I’m not necessarily an advocate of confessional comics for their own sake, and Doucet’s dreams could also work, I think, if she were willing to cut them loose entirely. Kafka’s stories, for example, were often based in part on his dreams. But he didn’t preface his narratives by saying, “hey, I dreamed this.” Instead, he allowed each story to create its own self-contained reality with its own claustrophobic, inescapable logic.
Doucet’s stories, on the other hand, are easy to escape. They don’t impact her life; they don’t create their own world. They just run out and then she wakes up. The one exception, a sequence in which she wakes to find household objects shouting threats and curses, is one of the more interesting moments in the book. In general, though, Doucet is careful to separate fantasy and reality, and as a result, despite all the violence and bodily fluid, these comics are surprisingly safe — even bland. The only emotional reaction demanded of the reader is the kind of polite horror you’re generally expected to display when a friend tells you about her nightmares. “Wow, Julie. Yeah, that sure is fuuuuucked up.”
This review first ran in the Comics Journal.

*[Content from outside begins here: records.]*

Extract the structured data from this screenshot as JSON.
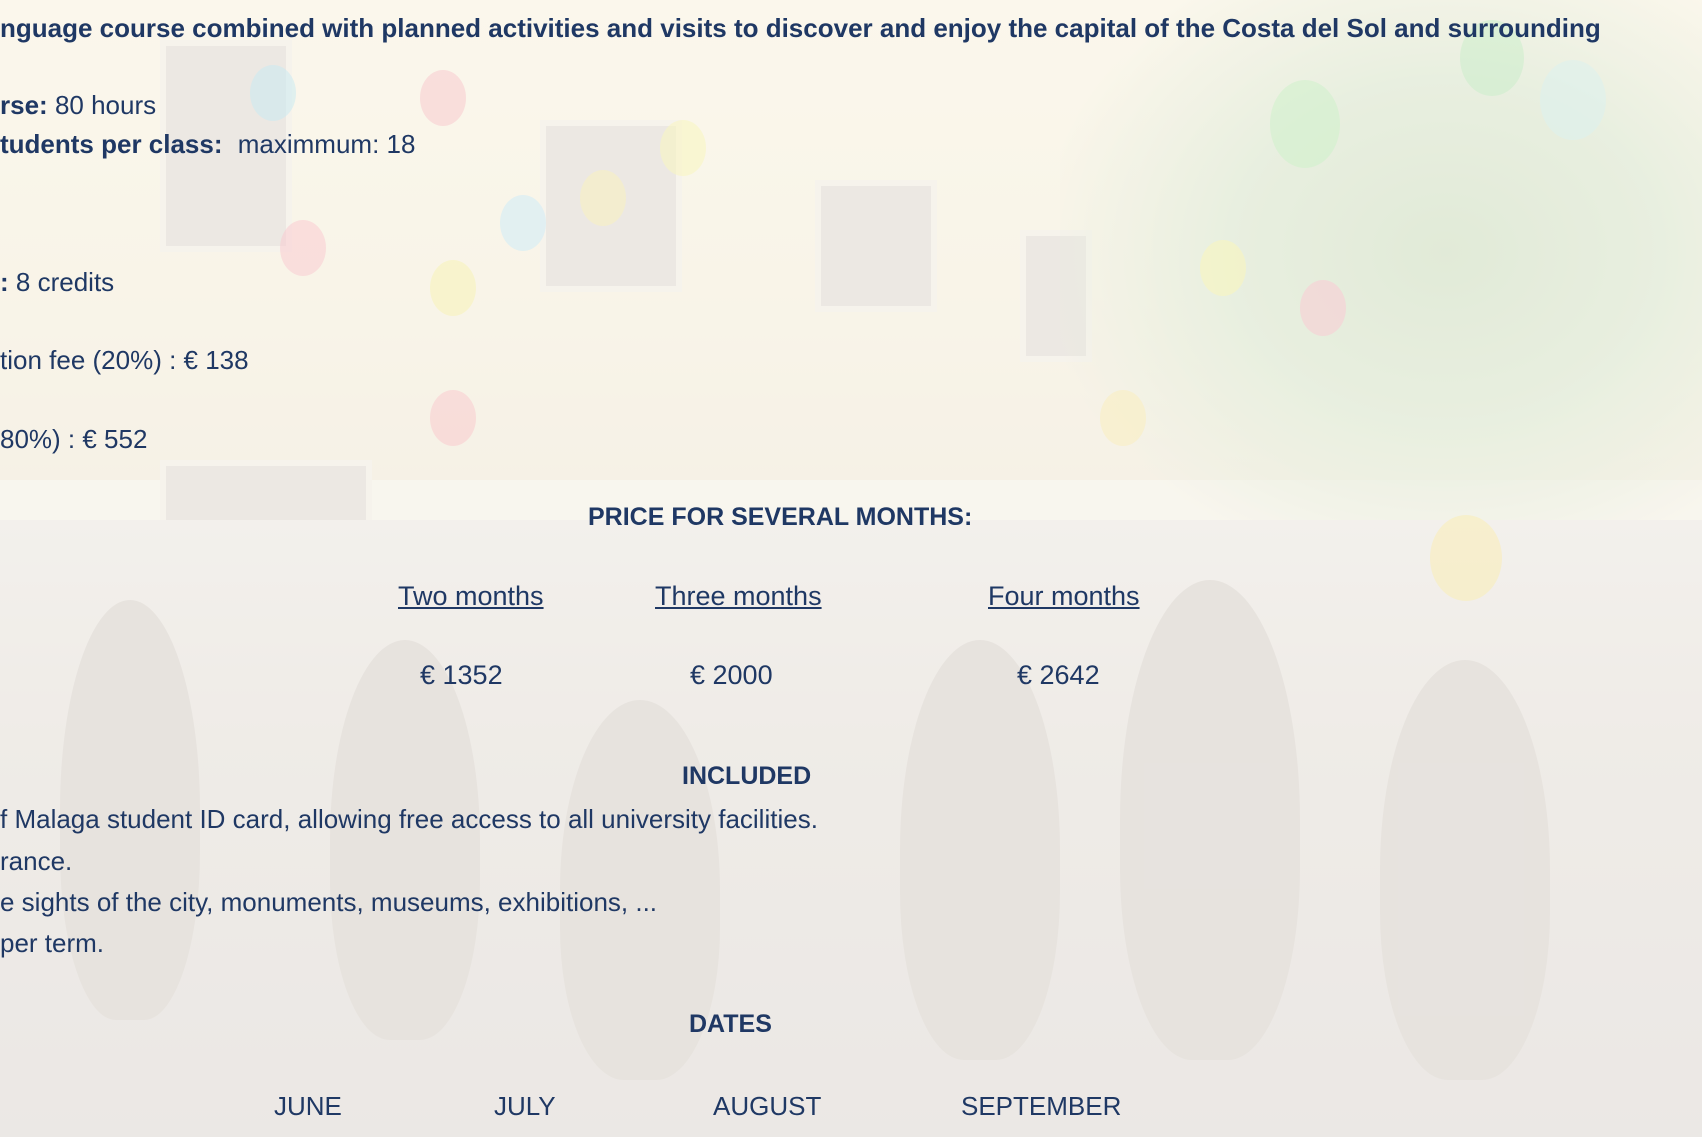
{
  "intro": {
    "text": "nguage course combined with planned activities and visits to discover and enjoy the capital of the Costa del Sol and surrounding"
  },
  "details": {
    "course_label": "rse:",
    "course_value": "80 hours",
    "students_label": "tudents per class:",
    "students_value": "maximmum: 18",
    "credits_label": ":",
    "credits_value": "8 credits",
    "reservation_text": "tion fee (20%) : € 138",
    "remainder_text": "80%) : € 552"
  },
  "pricing": {
    "heading": "PRICE FOR SEVERAL MONTHS:",
    "columns": [
      {
        "label": "Two months",
        "price": "€ 1352"
      },
      {
        "label": "Three months",
        "price": "€ 2000"
      },
      {
        "label": "Four months",
        "price": "€ 2642"
      }
    ]
  },
  "included": {
    "heading": "INCLUDED",
    "items": [
      "f Malaga student ID card, allowing free access to all university facilities.",
      "rance.",
      "e sights of the city, monuments, museums, exhibitions, ...",
      "per term."
    ]
  },
  "dates": {
    "heading": "DATES",
    "months": [
      "JUNE",
      "JULY",
      "AUGUST",
      "SEPTEMBER"
    ]
  },
  "colors": {
    "text": "#1f3864"
  }
}
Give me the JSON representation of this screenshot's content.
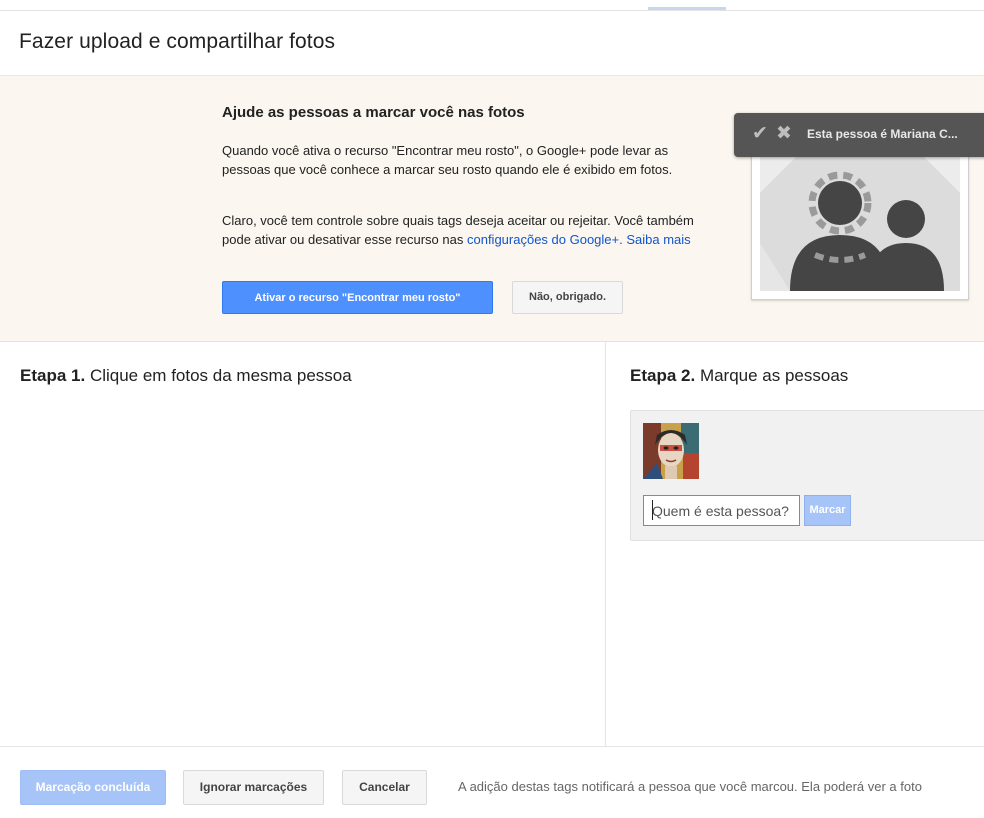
{
  "dialog": {
    "title": "Fazer upload e compartilhar fotos"
  },
  "promo": {
    "heading": "Ajude as pessoas a marcar você nas fotos",
    "paragraph1": "Quando você ativa o recurso \"Encontrar meu rosto\", o Google+ pode levar as pessoas que você conhece a marcar seu rosto quando ele é exibido em fotos.",
    "paragraph2_text": "Claro, você tem controle sobre quais tags deseja aceitar ou rejeitar. Você também pode ativar ou desativar esse recurso nas",
    "settings_link": "configurações do Google+.",
    "learn_more_link": "Saiba mais",
    "enable_button": "Ativar o recurso \"Encontrar meu rosto\"",
    "decline_button": "Não, obrigado.",
    "tag_bar_label": "Esta pessoa é Mariana C...",
    "accent_color": "#4d90fe"
  },
  "step1": {
    "number": "Etapa 1.",
    "text": "Clique em fotos da mesma pessoa"
  },
  "step2": {
    "number": "Etapa 2.",
    "text": "Marque as pessoas",
    "input_placeholder": "Quem é esta pessoa?",
    "mark_button": "Marcar"
  },
  "footer": {
    "done_button": "Marcação concluída",
    "ignore_button": "Ignorar marcações",
    "cancel_button": "Cancelar",
    "note": "A adição destas tags notificará a pessoa que você marcou. Ela poderá ver a foto"
  }
}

The same is true of Little Nemo. The run of Sundays where the dreams seem to take place in Nemo’s “real world” and in which they are not trying to get to Slumberland (or in Slumberland, or whatever), are the most interesting. These create more of a dream-world than the supposed dream-world itself, where you always know he’s just going to wake up. How do you wake up when you’re already awake (but of course Nemo isn’t)? At least these screw around with your perceptions of reality and dream…where most of the Nemo strips don’t really. The art, of course, makes it all worthwhile, but many of your comments apply somewhat to Little Nemo…except, of course, Nemo is already a “character,” a step missing from Doucet’s autobiographical (?) musings.